L. L. Thurstone (1887-1955) was an Psychometrician, best known for the development of new factor analytic techniques to determine the number and nature of latent constructs within a set of observed variables. Also we can notice that he was an assistant to "that" Edison. Bingham was one of his many teachers. He is one that defined what intelligence is in the 20th century.
Student of: Edison, Bingham
Students: Taylor, T. Thurstone
Influenced: Gardner
Time Period: Contemporary Explorations
Education :
Cornell University, Master of Engineering (1912)

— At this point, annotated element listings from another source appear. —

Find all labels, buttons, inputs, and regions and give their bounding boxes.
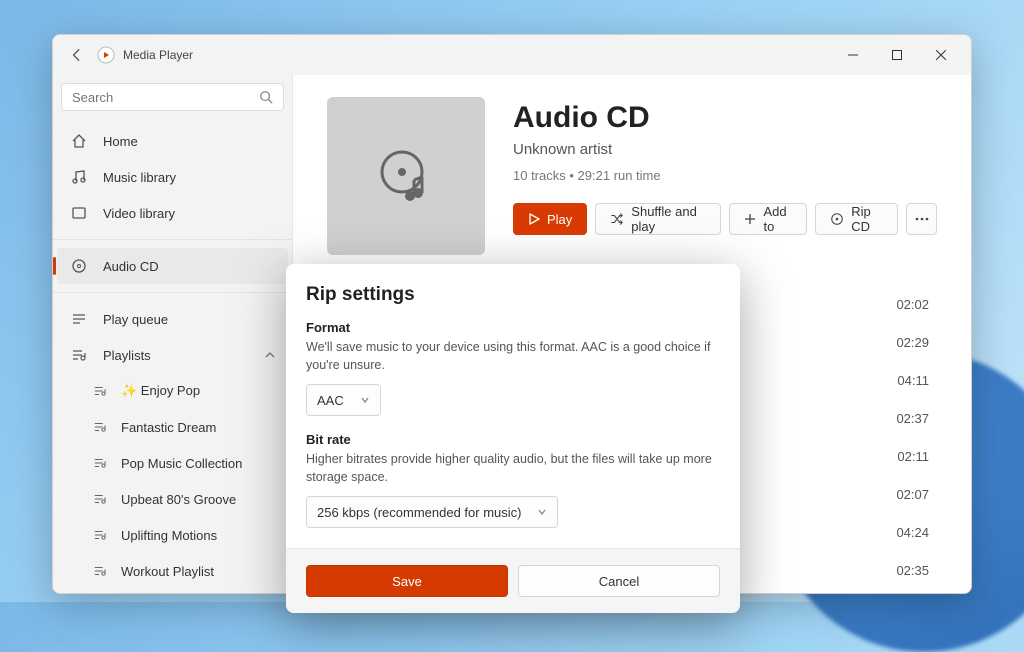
playlist-icon bbox=[91, 526, 109, 544]
video-library-icon bbox=[69, 203, 89, 223]
playlist-icon bbox=[91, 382, 109, 400]
plus-icon bbox=[744, 213, 756, 225]
more-icon bbox=[915, 217, 929, 221]
sidebar-item-home[interactable]: Home bbox=[57, 123, 288, 159]
playlist-item[interactable]: Workout Playlist bbox=[57, 553, 288, 589]
sidebar-item-label: Video library bbox=[103, 206, 175, 221]
sidebar-item-label: Playlists bbox=[103, 348, 151, 363]
playlist-label: Pop Music Collection bbox=[121, 456, 242, 471]
playlist-item[interactable]: Uplifting Motions bbox=[57, 517, 288, 553]
format-label: Format bbox=[306, 320, 720, 335]
playlist-item[interactable]: Upbeat 80's Groove bbox=[57, 481, 288, 517]
playlist-label: Uplifting Motions bbox=[121, 528, 217, 543]
close-icon bbox=[936, 50, 946, 60]
sidebar-item-label: Music library bbox=[103, 170, 176, 185]
bitrate-description: Higher bitrates provide higher quality a… bbox=[306, 451, 720, 486]
bitrate-select[interactable]: 256 kbps (recommended for music) bbox=[306, 496, 558, 528]
maximize-icon bbox=[892, 50, 902, 60]
minimize-button[interactable] bbox=[831, 39, 875, 71]
music-library-icon bbox=[69, 167, 89, 187]
sidebar-item-music-library[interactable]: Music library bbox=[57, 159, 288, 195]
format-description: We'll save music to your device using th… bbox=[306, 339, 720, 374]
save-button[interactable]: Save bbox=[306, 565, 508, 597]
playlist-label: Upbeat 80's Groove bbox=[121, 492, 236, 507]
sidebar-item-label: Home bbox=[103, 134, 138, 149]
search-input[interactable] bbox=[72, 90, 259, 105]
chevron-up-icon bbox=[264, 349, 276, 361]
rip-cd-button[interactable]: Rip CD bbox=[815, 203, 898, 235]
back-arrow-icon bbox=[70, 48, 84, 62]
cancel-button[interactable]: Cancel bbox=[518, 565, 720, 597]
rip-cd-icon bbox=[830, 212, 844, 226]
app-title: Media Player bbox=[123, 48, 193, 62]
sidebar-item-play-queue[interactable]: Play queue bbox=[57, 301, 288, 337]
play-button[interactable]: Play bbox=[513, 203, 587, 235]
playlist-icon bbox=[91, 454, 109, 472]
dialog-title: Rip settings bbox=[306, 284, 720, 306]
sidebar-item-label: Play queue bbox=[103, 312, 168, 327]
close-button[interactable] bbox=[919, 39, 963, 71]
cd-music-icon bbox=[374, 144, 438, 208]
album-meta: 10 tracks • 29:21 run time bbox=[513, 168, 937, 183]
divider bbox=[53, 292, 292, 293]
add-to-button[interactable]: Add to bbox=[729, 203, 807, 235]
chevron-down-icon bbox=[360, 395, 370, 405]
bitrate-label: Bit rate bbox=[306, 432, 720, 447]
play-icon bbox=[528, 213, 540, 225]
album-art bbox=[327, 97, 485, 255]
cd-icon bbox=[69, 256, 89, 276]
playlist-label: ✨ Enjoy Pop bbox=[121, 383, 200, 399]
app-icon bbox=[97, 46, 115, 64]
playlist-icon bbox=[91, 418, 109, 436]
queue-icon bbox=[69, 309, 89, 329]
rip-settings-dialog: Rip settings Format We'll save music to … bbox=[286, 264, 740, 613]
playlist-item[interactable]: ✨ Enjoy Pop bbox=[57, 373, 288, 409]
maximize-button[interactable] bbox=[875, 39, 919, 71]
playlist-icon bbox=[91, 562, 109, 580]
album-artist: Unknown artist bbox=[513, 141, 937, 158]
album-title: Audio CD bbox=[513, 101, 937, 135]
playlist-icon bbox=[91, 490, 109, 508]
playlist-item[interactable]: Fantastic Dream bbox=[57, 409, 288, 445]
sidebar-item-video-library[interactable]: Video library bbox=[57, 195, 288, 231]
album-header: Audio CD Unknown artist 10 tracks • 29:2… bbox=[293, 75, 971, 255]
home-icon bbox=[69, 131, 89, 151]
chevron-down-icon bbox=[537, 507, 547, 517]
divider bbox=[53, 239, 292, 240]
search-icon bbox=[259, 90, 273, 104]
shuffle-icon bbox=[610, 212, 624, 226]
sidebar-item-playlists[interactable]: Playlists bbox=[57, 337, 288, 373]
format-select[interactable]: AAC bbox=[306, 384, 381, 416]
back-button[interactable] bbox=[61, 39, 93, 71]
playlist-item[interactable]: Pop Music Collection bbox=[57, 445, 288, 481]
search-box[interactable] bbox=[61, 83, 284, 111]
sidebar-item-label: Audio CD bbox=[103, 259, 159, 274]
minimize-icon bbox=[848, 50, 858, 60]
more-button[interactable] bbox=[906, 203, 937, 235]
playlist-label: Fantastic Dream bbox=[121, 420, 216, 435]
sidebar-item-audio-cd[interactable]: Audio CD bbox=[57, 248, 288, 284]
titlebar: Media Player bbox=[53, 35, 971, 75]
sidebar: Home Music library Video library Audio C… bbox=[53, 75, 293, 593]
playlist-label: Workout Playlist bbox=[121, 564, 214, 579]
playlists-icon bbox=[69, 345, 89, 365]
shuffle-play-button[interactable]: Shuffle and play bbox=[595, 203, 721, 235]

University of Chicago , Ph.D. in Psychology, (1914-1917)
Division of Applied Psychology at the Carnegie Institute of Technology, assistantship (1915-1917)
Career:
Assistant to Thomas A. Edison (1912)
Taught descriptive geometry and drafting, College of Engineering, University of Minnesota (1912-1914)
Professor, Carnegie Institute of Technology (1917-1923)
Institute for Government Research, Washington DC (1923)
Professor, University of Chicago (1924-1952)
President of American Psychological Association (1932)
First President of the American Psychometric Society (1936)
Director, Psychometric Laboratory, University of North Carolina (1952-1955)
Numerous awards, including: Best Article, American Psychological Association (1949); Centennial Award, Northwestern University (1951); Honorary Doctorate, University of Göteborg (1954).
Definition of Intelligence
“Intelligence, considered as a mental trait, is the capacity to make impulses focal at their early, unfinished stage of formation. Intelligence is therefore the capacity for abstraction, which is an inhibitory process (Thurstone, 1924/1973 p. 159).”
Major Contributions
Theory of Primary Mental Abilities
Developed the statistical technique of multiple-factor analysis
Ideas and Interests
Louis Leon Thurstone made significant contributions in many areas of psychology, including psychometrics, statistics, and the study of human intelligence. He developed methods for scaling psychological measures, assessing attitudes, and test theory, among many other influential contributions. He is best known for the development of new factor analytic techniques to determine the number and nature of latent constructs within a set of observed variables. The new statistical techniques developed by Thurstone provided the necessary tools for his most enduring contribution to psychology: The Theory of Primary Mental Abilities, a model of human intelligence that challenged Charles Spearman’s then-dominant paradigm of a unitary conception of intelligence. Spearman, using an earlier approach to factor analysis, found that scores on all mental tests (regardless of the domain or how it was tested) tend to load on one major factor. Spearman suggested that these disparate scores are fueled by a common metaphorical “pool” of mental energy. He named this pool the general factor, or g (Spearman, 1904). Thurstone argued that g was a statistical artifact resulting from the mathematical procedures used to study it. Using his new approach to factor analysis, Thurstone found that intelligent behavior does not arise from a general factor, but rather emerges from seven independent factors that he called primary abilities: word fluency, verbal comprehension, spatial visualization, number facility, associative memory, reasoning, and perceptual speed (Thurstone, 1938). Furthermore, when Thurstone analyzed mental test data from samples comprised of people with similar overall IQ scores, he found that they had different profiles of primary mental abilities, further supporting his model and suggesting that his work had more clinical utility than Spearman’s unitary theory. However, when Thurstone administered his tests to an intellectually heterogeneous group of children, he failed to find that the seven primary abilities were entirely separate; rather he found evidence of g. Thurstone managed an elegant mathematical solution that resolved these apparently contradictory results, and the final version of his theory was a compromise that accounted for the presence of both a general factor and the seven specific abilities. This compromise helped lay the groundwork for future researchers who proposed hierarchical theories and theories of multiple intelligences (Ruzgis, 1994).
Selected Publications
Thurstone, L. L. (1924/1973). The Nature of Intelligence. London: Routledge.
Thurstone, L. L. (1934). The vectors of the mind. Address of the president before the American Psychological Association, Chicago meeting, September, 1933. First published in Psychological Review, 41, 1-32.
Thurstone, L. L. (1938). Primary mental abilities. Chicago: University of Chicago Press.
Thurstone, L. L. (1947). Multiple-Factor Analysis. Chicago: University of Chicago Press.
Thurstone, L. L., & Thurstone, T. G. (1941). Factorial studies of intelligence. Chicago: University of Chicago Press.
References
Ruzgis, P. (1994). Thustone, L.L. (1887-1955). In R. J. Sternberg (Ed.). Encyclopedia of human intelligence (pp. 1081-1084). New York: Macmillan.
Spearman, C. E. (1904). ‘General intelligence’ objectively determined and measured. American Journal of Psychology, 15, 201-293.
Thurstone, L. L. (1924/1973). The Nature of Intelligence. London: Routledge.
Thurstone, L. L. (1938). Primary mental abilities. Chicago: University of Chicago Press.